Tuesday, October 25, 2005
Funeral Sanctity for Veterans; Nothing For Fags
Senator Brent Steele (R-Bedford) plans to introduce legislation during next year’s session he calls the “funeral sanctity bill”, which will make it a felony to stage a protest at a military funeral WISH-TV reports. Senator Steele decided to introduce the bill after extremist followers of the Rev. Fred Phelps of Topeka, Kansas brought their anti-gay message to the funeral of a Martinsville soldier, Sgt. Jeremy Dole, who was killed in Iraq. Phelps group, which has staged anti-gay protests for many years, recently turned their focus on military funerals. Phelps and his followers attribute America’s war dead as a punishment from God for the country’s failure to oppose homosexuality.
Senator Steele told WISH-TV: “These families need to be protected. They're fighting words and somebody's gonna get hurt at a funeral someday. If it'd been my kid they would have got their wish. If they wanted a reaction they would have gotten it.” Senator Steele is introducing his bill at the urging of veterans in his district. According to the report, a spokesman for Phelps predicted that Steele’s proposal, if enacted, would not stand up in court. Such a law would be highly susceptible to legal challenge on both free speech and equal protection grounds.
The anti-gay protests of the Rev. Phelps and his ilk are not at all new to Indiana. They have been present at many large gatherings in Indianapolis, most notably the 500 festival parade on Memorial Day weekend. Advance Indiana reported on a similar protest conducted in Corydon this past summer which was equally as ugly as the protest at the Martinsville funeral. Senator Steele believes action is necessary to support the families of our fallen soldiers from these ugly protests, but he offers no support for protecting the gay persons at whom these ugly protests are directed and against whom hate crimes, which are often fueled by bigoted persons like Phelps, are committed. Remarkably, Senator Steele has no words of condemnation for Phelps’ anti-gay message.

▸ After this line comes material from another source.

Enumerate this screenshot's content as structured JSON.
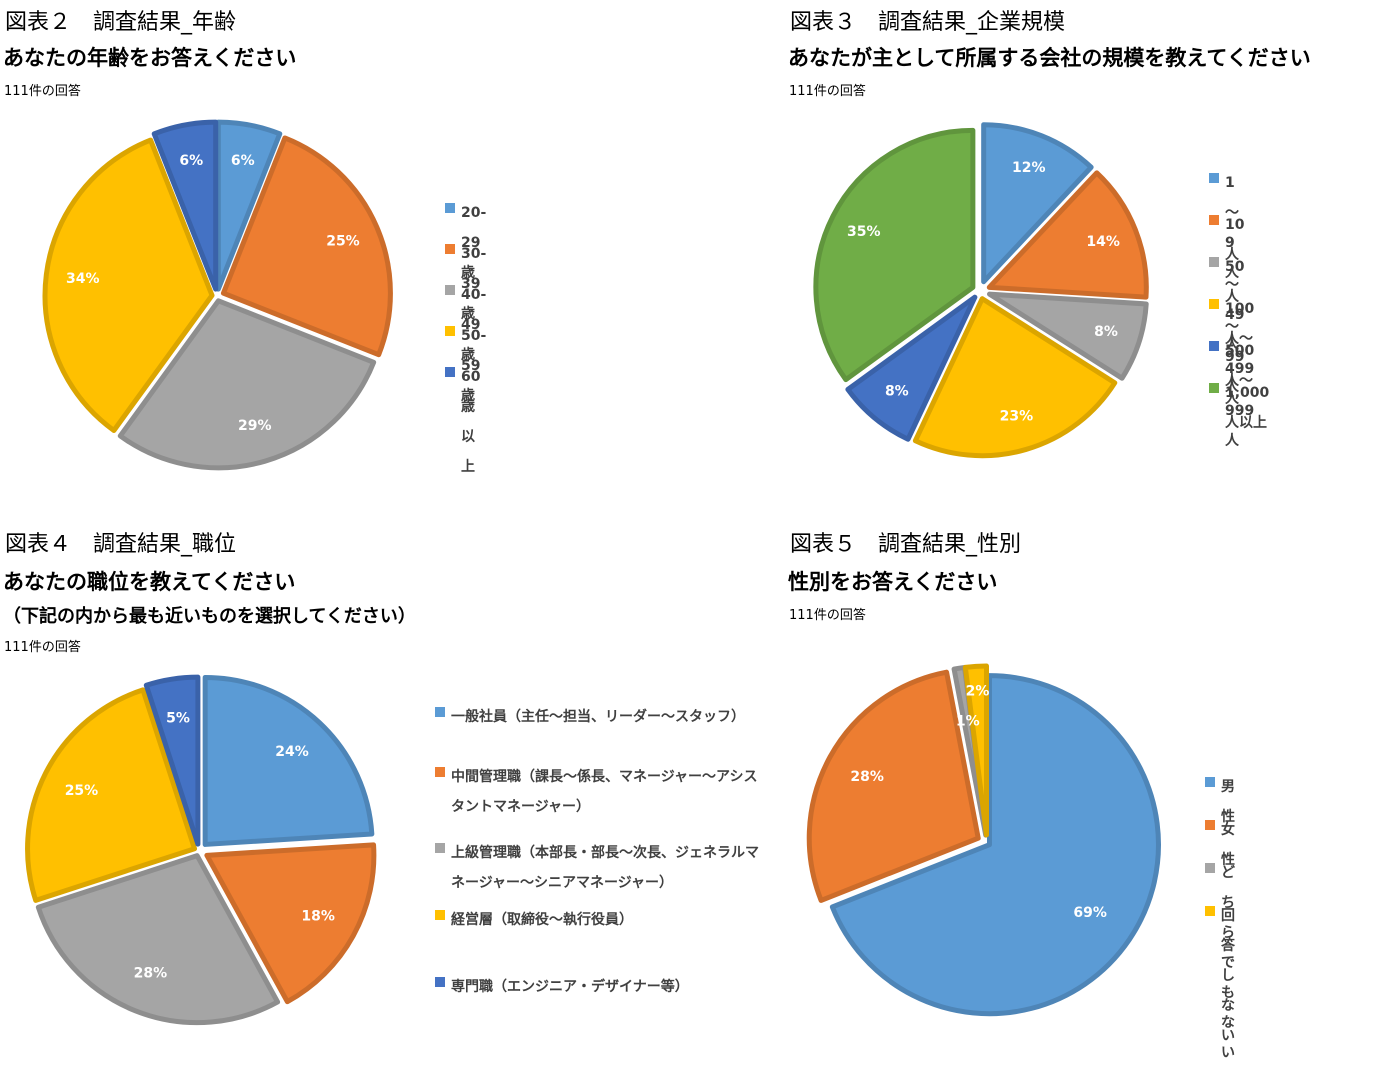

Marion County Prosecutor Carl Brizzi has announced his intentions to propose legislation next year to impose tougher penalties on persons who commit crimes against a person or property because of race, religion, sexual orientation and other bias motivations. Indiana, embarrassingly, is just one of four states without such a hate crime law. According to statistics compiled by the U.S. Justice Department, the percentage of hate crimes committed against persons because of their sexual orientation is significantly higher in Indiana than the national average. If Senator Steele’s past voting record is any indication, don’t count on him to support Brizzi’s bill. Brizzi’s proposal will actually combat hate crimes. But Steele isn't interested in combating hate crimes. He’d rather issue press releases to pander to veterans groups, while turning a blind eye to the hate-filled bigotry Indiana’s gay and lesbian citizens face every day.